When we look this in the context of the Internet, we inspect, collect, and analyze the data that traverses the network. Service providers look for patterns and clues as to the behavior of their subscribers to be able to make realistic predictions towards how the network will be utilized and what content the subscribers tend to access. Even though the network supports millions of individuals who are not necessarily related, there are patterns that can be discerned based on group habits and general trends.
This is an important concept to understand. Individuals perform unique tasks, but when aggregated, trends can be established. The above graph from the Financial Times shows subscriber consumption over the course of the week and it is obvious that there are preferential times for using the fixed-line and mobile networks based on the person’s daily habits and activities (work, sleep, weekend, etc.). When one looks at deeper into the pattern, it can be seen that certain applications are more popular at different points in time based on subscriber habits. This high level insight gives us enough information to start looking for ways to deliver a higher quality experience.

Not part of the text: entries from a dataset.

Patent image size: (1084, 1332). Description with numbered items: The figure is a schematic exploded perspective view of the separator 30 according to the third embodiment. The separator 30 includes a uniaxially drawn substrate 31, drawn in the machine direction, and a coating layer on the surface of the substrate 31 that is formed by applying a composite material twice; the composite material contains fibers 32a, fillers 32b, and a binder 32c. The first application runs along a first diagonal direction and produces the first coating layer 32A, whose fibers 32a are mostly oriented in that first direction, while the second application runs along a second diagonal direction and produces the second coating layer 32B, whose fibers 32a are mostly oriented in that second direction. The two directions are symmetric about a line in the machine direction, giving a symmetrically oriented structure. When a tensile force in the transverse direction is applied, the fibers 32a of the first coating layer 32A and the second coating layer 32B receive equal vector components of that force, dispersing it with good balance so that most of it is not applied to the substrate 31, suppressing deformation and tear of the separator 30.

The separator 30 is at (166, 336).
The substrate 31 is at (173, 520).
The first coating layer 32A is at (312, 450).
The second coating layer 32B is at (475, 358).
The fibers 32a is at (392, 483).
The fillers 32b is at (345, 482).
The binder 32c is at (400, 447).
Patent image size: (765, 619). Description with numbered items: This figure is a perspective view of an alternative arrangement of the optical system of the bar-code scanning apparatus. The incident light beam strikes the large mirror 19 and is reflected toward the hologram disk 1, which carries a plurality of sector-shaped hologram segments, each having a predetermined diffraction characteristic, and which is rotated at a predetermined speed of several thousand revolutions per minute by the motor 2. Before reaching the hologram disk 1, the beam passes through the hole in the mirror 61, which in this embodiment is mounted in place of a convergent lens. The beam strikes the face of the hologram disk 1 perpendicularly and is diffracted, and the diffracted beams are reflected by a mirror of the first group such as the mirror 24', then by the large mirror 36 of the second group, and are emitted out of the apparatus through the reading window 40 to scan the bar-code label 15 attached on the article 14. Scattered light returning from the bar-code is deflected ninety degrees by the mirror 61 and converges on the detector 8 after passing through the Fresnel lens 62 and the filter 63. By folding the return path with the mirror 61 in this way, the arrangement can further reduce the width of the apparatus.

For service providers, this is extremely beneficial information for capacity planning and traffic management. For example, if one service is known or expected to be known to cause congestion at certain regular periods of time, the network can proactively manage this through optimization techniques such as video optimization. Resources can be tasked based on demand requirements as well. To properly optimize the content and delivery of that content to the subscribers in a method that maximizes the experience, it is essential that service providers have the capability to understand what content subscribers are accessing through content inspection and context correlation.
This requires the service provider to have the technology to identify and classify content, steer specific content based on subscriber profile and application context to value-added services (VAS) to optimize the content and a network management infrastructure that can collect and analyze the data over time to predictably orchestrate the network to adjust to the various (daily, weekly, regional) usage patterns in a proactive manner.
In a theoretical and ideal scenario, these functions are related and interconnected, meaning that the inspection, data collection, and steering can be done in the same logical function and sequence while the heuristic data and profile can be accessed in real-time to properly manage the network infrastructure to support the necessary functions without any discernable loss in customer experience.